Vor 2000 Jahren wurde Plinius der Ältere geboren. Der Römer schuf ein Mammutwerk, eine antike Wikipedia. Und manche Passagen in seiner Naturkunde sind erstaunlich aktuell.
Statue vor dem Justizpalast in Rom
Die neuzeitliche Statue vor dem Justizpalast in Rom zeigt einen römischen Gelehrten und Juristen, Publius Salvius Iulianus, aus dem 2. Jahrhundert. Von Plinius dem Älteren ist kein zeitgenössisches Porträt überliefert.

Von seinem Leben sind kaum Einzelheiten bekannt, von seinem Sterben umso mehr. Gaius Plinius Secundus, besser bekannt als Plinius der Ältere, fiel dem verheerenden Vesuvausbruch im Jahr 79 n. Chr. zum Opfer. Der Vulkan begrub damals die Städte Pompeji und Herculaneum sowie Plinius' Aufenthaltsort Stabiae unter Lavabrocken und Asche. Tausende ließen bei dieser Katastrophe ihr Leben, doch nur vom Ende des Offiziers, Verwaltungsbeamten und Gelehrten existiert ein schriftlicher Bericht. Über ein Vierteljahrhundert nach dem Naturereignis erzählte sein Neffe und Adoptivsohn Plinius der Jüngere dem Historiker Tacitus in zwei Briefen vom tragisch-heroischen Tod seines Onkels.

Tacitus (58–120) hatte ausdrücklich um den Bericht gebeten, den er in seine »Historien« aufzunehmen beabsichtigte. Er plante eine Darstellung der jüngsten Geschichte Roms. Und nur zu gerne schilderte der jüngere Plinius (61/62–113/115), dessen stilvolle Briefe bis heute gerühmt werden, seinem Freund, »was ich selbst miterlebt und was ich gleich damals gehört habe, als die Erinnerungen noch ganz frisch waren«. Mit diesem Satz wollte der Anwalt, Senator und Literat offenbar deutlich machen, dass es sich bei seinem Schreiben um einen Augenzeugenbericht handelt und dass er sich schon damals Notizen gemacht habe, auf die er nun zurückgreifen konnte.

Seinen Onkel beschrieb er in den Briefen als einen in jeder Hinsicht den römischen Idealen entsprechenden Mann. Mutig, weise, wissbegierig und selbstbeherrscht. Noch dazu ein belesener Römer, der die »Naturalis historia« verfasst hatte.
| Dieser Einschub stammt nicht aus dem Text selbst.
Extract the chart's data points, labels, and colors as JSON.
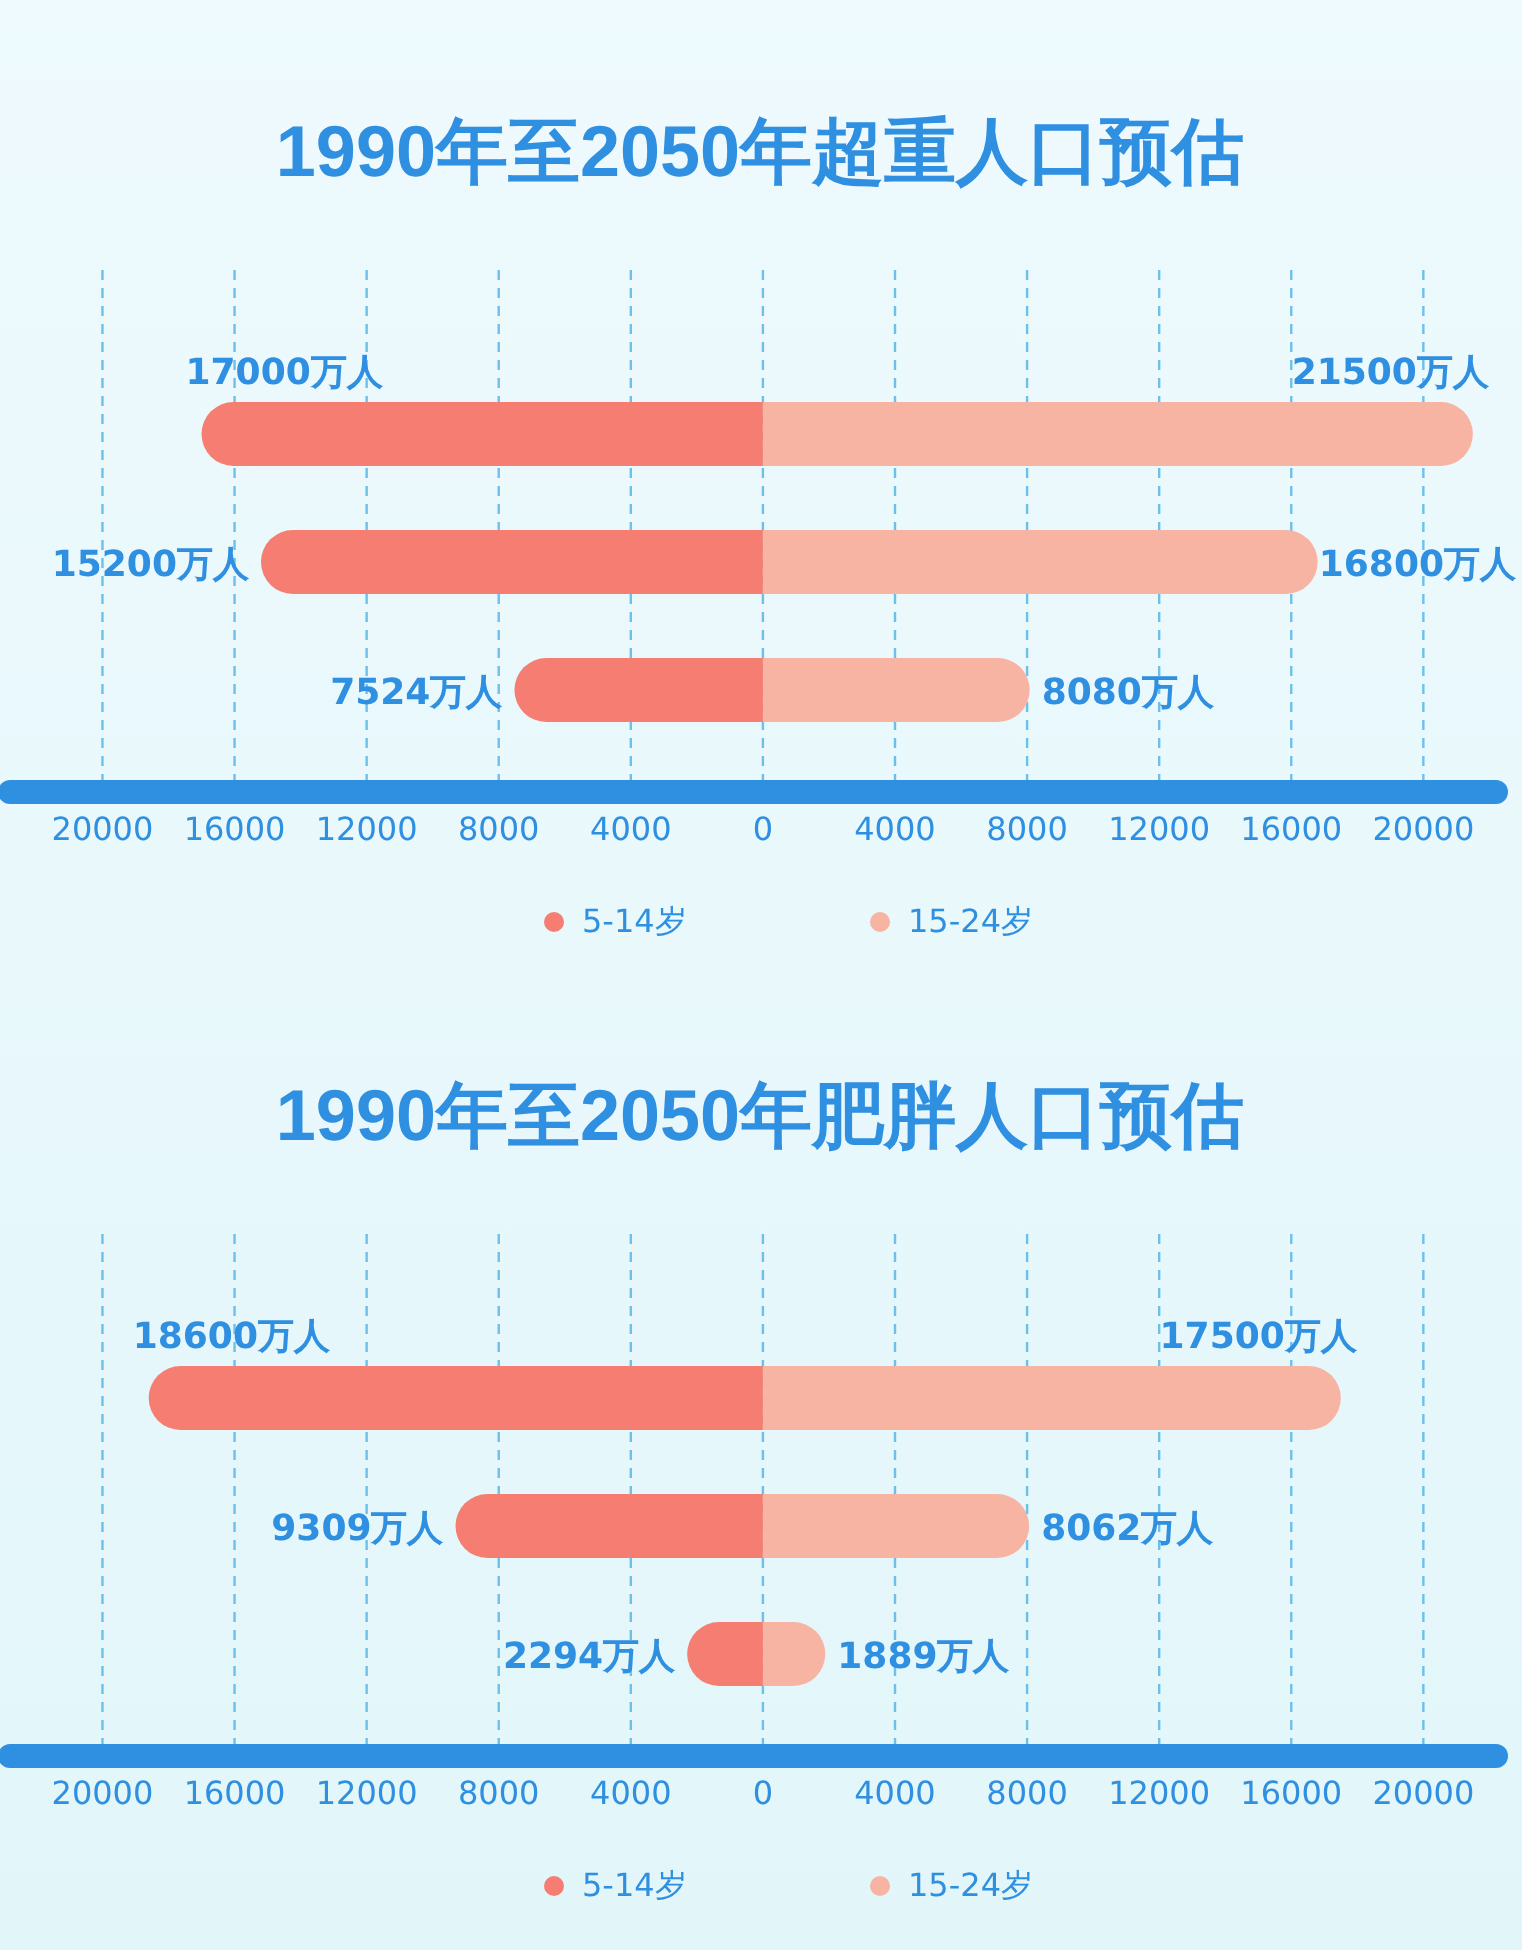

Das größte Lexikon der Antike

Das Mammutwerk gilt heute als eine der ältesten und umfassendsten Enzyklopädien der Welt. Forscherinnen und Forscher stückelten daraus und aus weiteren Überlieferungen das Leben jenes Römers zusammen, eines wahrhaften Workaholics, dessen Eingebungen zum Teil nicht an Aktualität eingebüßt haben.

In seinen Briefen an Tacitus schilderte der Neffe, wie und warum Plinius der Ältere sein Leben ließ. Als der Onkel um die Mittagszeit jenes schicksalsträchtigen Tages im Spätsommer oder Herbst über dem Vesuv eine »Wolke von ungewöhnlicher Form und Größe« bemerkt habe, hätte er beschlossen, dem Phänomen auf den Grund zu gehen. (Bei Plinius dem Jüngeren ist als Datum der Katastrophe der 24. August überliefert, dabei könnte es sich aber um den Fehler eines mittelalterlichen Kopisten handeln; archäologische Funde legen ein späteres Datum im Herbst 79 nahe.)
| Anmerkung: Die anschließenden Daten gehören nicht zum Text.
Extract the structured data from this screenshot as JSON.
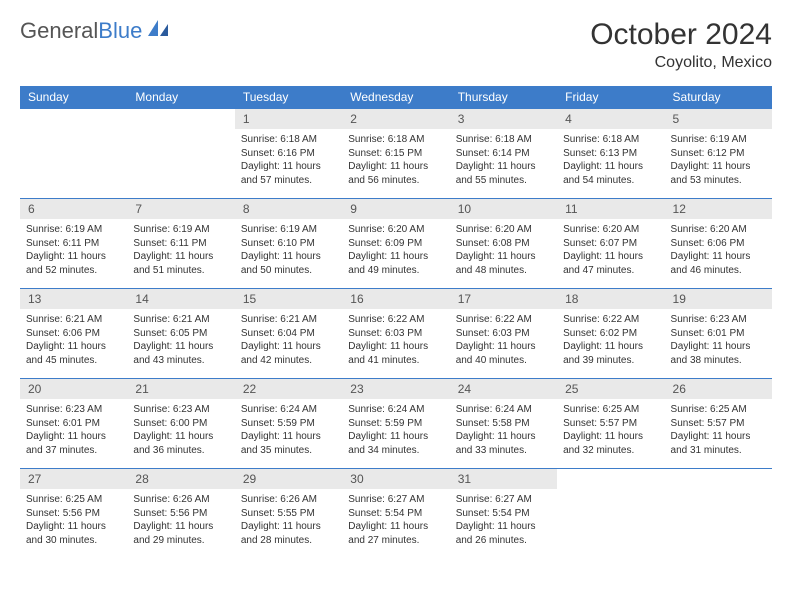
{
  "logo": {
    "part1": "General",
    "part2": "Blue"
  },
  "title": "October 2024",
  "subtitle": "Coyolito, Mexico",
  "colors": {
    "header_bg": "#3d7cc9",
    "header_text": "#ffffff",
    "daynum_bg": "#e9e9e9",
    "daynum_text": "#555555",
    "border": "#3d7cc9",
    "body_text": "#333333"
  },
  "day_headers": [
    "Sunday",
    "Monday",
    "Tuesday",
    "Wednesday",
    "Thursday",
    "Friday",
    "Saturday"
  ],
  "weeks": [
    [
      {
        "day": "",
        "sunrise": "",
        "sunset": "",
        "daylight": "",
        "empty": true
      },
      {
        "day": "",
        "sunrise": "",
        "sunset": "",
        "daylight": "",
        "empty": true
      },
      {
        "day": "1",
        "sunrise": "Sunrise: 6:18 AM",
        "sunset": "Sunset: 6:16 PM",
        "daylight": "Daylight: 11 hours and 57 minutes."
      },
      {
        "day": "2",
        "sunrise": "Sunrise: 6:18 AM",
        "sunset": "Sunset: 6:15 PM",
        "daylight": "Daylight: 11 hours and 56 minutes."
      },
      {
        "day": "3",
        "sunrise": "Sunrise: 6:18 AM",
        "sunset": "Sunset: 6:14 PM",
        "daylight": "Daylight: 11 hours and 55 minutes."
      },
      {
        "day": "4",
        "sunrise": "Sunrise: 6:18 AM",
        "sunset": "Sunset: 6:13 PM",
        "daylight": "Daylight: 11 hours and 54 minutes."
      },
      {
        "day": "5",
        "sunrise": "Sunrise: 6:19 AM",
        "sunset": "Sunset: 6:12 PM",
        "daylight": "Daylight: 11 hours and 53 minutes."
      }
    ],
    [
      {
        "day": "6",
        "sunrise": "Sunrise: 6:19 AM",
        "sunset": "Sunset: 6:11 PM",
        "daylight": "Daylight: 11 hours and 52 minutes."
      },
      {
        "day": "7",
        "sunrise": "Sunrise: 6:19 AM",
        "sunset": "Sunset: 6:11 PM",
        "daylight": "Daylight: 11 hours and 51 minutes."
      },
      {
        "day": "8",
        "sunrise": "Sunrise: 6:19 AM",
        "sunset": "Sunset: 6:10 PM",
        "daylight": "Daylight: 11 hours and 50 minutes."
      },
      {
        "day": "9",
        "sunrise": "Sunrise: 6:20 AM",
        "sunset": "Sunset: 6:09 PM",
        "daylight": "Daylight: 11 hours and 49 minutes."
      },
      {
        "day": "10",
        "sunrise": "Sunrise: 6:20 AM",
        "sunset": "Sunset: 6:08 PM",
        "daylight": "Daylight: 11 hours and 48 minutes."
      },
      {
        "day": "11",
        "sunrise": "Sunrise: 6:20 AM",
        "sunset": "Sunset: 6:07 PM",
        "daylight": "Daylight: 11 hours and 47 minutes."
      },
      {
        "day": "12",
        "sunrise": "Sunrise: 6:20 AM",
        "sunset": "Sunset: 6:06 PM",
        "daylight": "Daylight: 11 hours and 46 minutes."
      }
    ],
    [
      {
        "day": "13",
        "sunrise": "Sunrise: 6:21 AM",
        "sunset": "Sunset: 6:06 PM",
        "daylight": "Daylight: 11 hours and 45 minutes."
      },
      {
        "day": "14",
        "sunrise": "Sunrise: 6:21 AM",
        "sunset": "Sunset: 6:05 PM",
        "daylight": "Daylight: 11 hours and 43 minutes."
      },
      {
        "day": "15",
        "sunrise": "Sunrise: 6:21 AM",
        "sunset": "Sunset: 6:04 PM",
        "daylight": "Daylight: 11 hours and 42 minutes."
      },
      {
        "day": "16",
        "sunrise": "Sunrise: 6:22 AM",
        "sunset": "Sunset: 6:03 PM",
        "daylight": "Daylight: 11 hours and 41 minutes."
      },
      {
        "day": "17",
        "sunrise": "Sunrise: 6:22 AM",
        "sunset": "Sunset: 6:03 PM",
        "daylight": "Daylight: 11 hours and 40 minutes."
      },
      {
        "day": "18",
        "sunrise": "Sunrise: 6:22 AM",
        "sunset": "Sunset: 6:02 PM",
        "daylight": "Daylight: 11 hours and 39 minutes."
      },
      {
        "day": "19",
        "sunrise": "Sunrise: 6:23 AM",
        "sunset": "Sunset: 6:01 PM",
        "daylight": "Daylight: 11 hours and 38 minutes."
      }
    ],
    [
      {
        "day": "20",
        "sunrise": "Sunrise: 6:23 AM",
        "sunset": "Sunset: 6:01 PM",
        "daylight": "Daylight: 11 hours and 37 minutes."
      },
      {
        "day": "21",
        "sunrise": "Sunrise: 6:23 AM",
        "sunset": "Sunset: 6:00 PM",
        "daylight": "Daylight: 11 hours and 36 minutes."
      },
      {
        "day": "22",
        "sunrise": "Sunrise: 6:24 AM",
        "sunset": "Sunset: 5:59 PM",
        "daylight": "Daylight: 11 hours and 35 minutes."
      },
      {
        "day": "23",
        "sunrise": "Sunrise: 6:24 AM",
        "sunset": "Sunset: 5:59 PM",
        "daylight": "Daylight: 11 hours and 34 minutes."
      },
      {
        "day": "24",
        "sunrise": "Sunrise: 6:24 AM",
        "sunset": "Sunset: 5:58 PM",
        "daylight": "Daylight: 11 hours and 33 minutes."
      },
      {
        "day": "25",
        "sunrise": "Sunrise: 6:25 AM",
        "sunset": "Sunset: 5:57 PM",
        "daylight": "Daylight: 11 hours and 32 minutes."
      },
      {
        "day": "26",
        "sunrise": "Sunrise: 6:25 AM",
        "sunset": "Sunset: 5:57 PM",
        "daylight": "Daylight: 11 hours and 31 minutes."
      }
    ],
    [
      {
        "day": "27",
        "sunrise": "Sunrise: 6:25 AM",
        "sunset": "Sunset: 5:56 PM",
        "daylight": "Daylight: 11 hours and 30 minutes."
      },
      {
        "day": "28",
        "sunrise": "Sunrise: 6:26 AM",
        "sunset": "Sunset: 5:56 PM",
        "daylight": "Daylight: 11 hours and 29 minutes."
      },
      {
        "day": "29",
        "sunrise": "Sunrise: 6:26 AM",
        "sunset": "Sunset: 5:55 PM",
        "daylight": "Daylight: 11 hours and 28 minutes."
      },
      {
        "day": "30",
        "sunrise": "Sunrise: 6:27 AM",
        "sunset": "Sunset: 5:54 PM",
        "daylight": "Daylight: 11 hours and 27 minutes."
      },
      {
        "day": "31",
        "sunrise": "Sunrise: 6:27 AM",
        "sunset": "Sunset: 5:54 PM",
        "daylight": "Daylight: 11 hours and 26 minutes."
      },
      {
        "day": "",
        "sunrise": "",
        "sunset": "",
        "daylight": "",
        "empty": true
      },
      {
        "day": "",
        "sunrise": "",
        "sunset": "",
        "daylight": "",
        "empty": true
      }
    ]
  ]
}
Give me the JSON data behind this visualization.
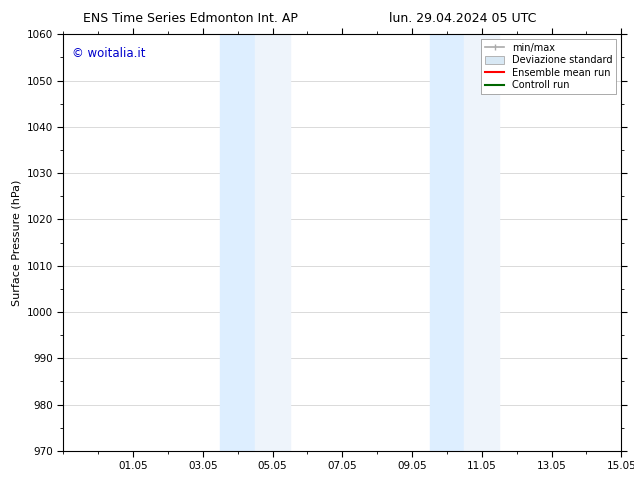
{
  "title_left": "ENS Time Series Edmonton Int. AP",
  "title_right": "lun. 29.04.2024 05 UTC",
  "ylabel": "Surface Pressure (hPa)",
  "ylim": [
    970,
    1060
  ],
  "yticks": [
    970,
    980,
    990,
    1000,
    1010,
    1020,
    1030,
    1040,
    1050,
    1060
  ],
  "xlim": [
    0,
    16
  ],
  "xtick_labels": [
    "01.05",
    "03.05",
    "05.05",
    "07.05",
    "09.05",
    "11.05",
    "13.05",
    "15.05"
  ],
  "xtick_positions": [
    2,
    4,
    6,
    8,
    10,
    12,
    14,
    16
  ],
  "shaded_regions": [
    {
      "xmin": 4.5,
      "xmax": 5.5
    },
    {
      "xmin": 5.5,
      "xmax": 6.5
    },
    {
      "xmin": 10.5,
      "xmax": 11.5
    },
    {
      "xmin": 11.5,
      "xmax": 12.5
    }
  ],
  "shaded_color": "#ddeeff",
  "shaded_color2": "#eef4fb",
  "background_color": "#ffffff",
  "grid_color": "#cccccc",
  "watermark_text": "© woitalia.it",
  "watermark_color": "#0000cc",
  "title_fontsize": 9,
  "axis_fontsize": 8,
  "tick_fontsize": 7.5,
  "legend_fontsize": 7
}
Der ältere Plinius, der zum Zeitpunkt des Vulkanausbruchs als Kommandant der römischen Flotte im Golf von Neapel in deren Heimathafen Misenum residierte, habe umgehend Befehl gegeben, ein Schiff klarzumachen, um das Naturereignis aus der Nähe zu untersuchen. Er wollte den Ursprung der rätselhaften Vorgänge auf dem Vulkanberg ausfindig machen. Noch bevor die Leinen los waren, habe ihn jedoch der briefliche Hilferuf einer gewissen Rectina erreicht, deren Anwesen am Fuß des Vesuvs lag und die um Rettung flehte.

»Darauf änderte er seinen Plan, und was er mit wissenschaftlichem Interesse begonnen hatte, führt er nun mit größtem Mut aus«, erzählt der Neffe weiter. Doch selbst in der größten Gefahr, so der jüngere Plinius, habe sein Onkel Wissensdurst und Kaltblütigkeit an den Tag gelegt. »Er eilte dorthin, wo andere fliehen, die Steuerruder geradeaus mitten in die Gefahr, so völlig frei von Furcht, dass er alle Bewegungen jenes Unheils, alle Erscheinungen, wie er sie mit den Augen erfasste, diktierte und aufzeichnen ließ.«

Ein Römer, der das Wissen der Antike zusammentrug

Wissensdurstig war der ältere Plinius zweifellos – und von einer ungeheuren literarischen Produktivität. Seine Werke, von denen Fachleute sieben zumindest dem Titel nach kennen, umfassten mehr als 100 Buchrollen. Sie sind heute fast ausnahmslos verschollen. Vermutlich wären sie völlig unbekannt, gäbe es nicht die Briefe des Neffen. In einem Schreiben an einen gewissen Baebius Macer findet sich ein Gesamtverzeichnis der Schriften von Plinius dem Älteren, darunter rhetorische und grammatikalische Studien sowie historische Werke – allesamt gingen sie in der Spätantike verloren. Doch sein Hauptwerk, ein gewaltiges Unterfangen, an dem er rund drei Jahrzehnte lang gearbeitet und das er erst kurz vor seinem Tod weitgehend fertig gestellt hatte, blieb erhalten. Es ist bis heute eine Fundgrube antiken Wissens.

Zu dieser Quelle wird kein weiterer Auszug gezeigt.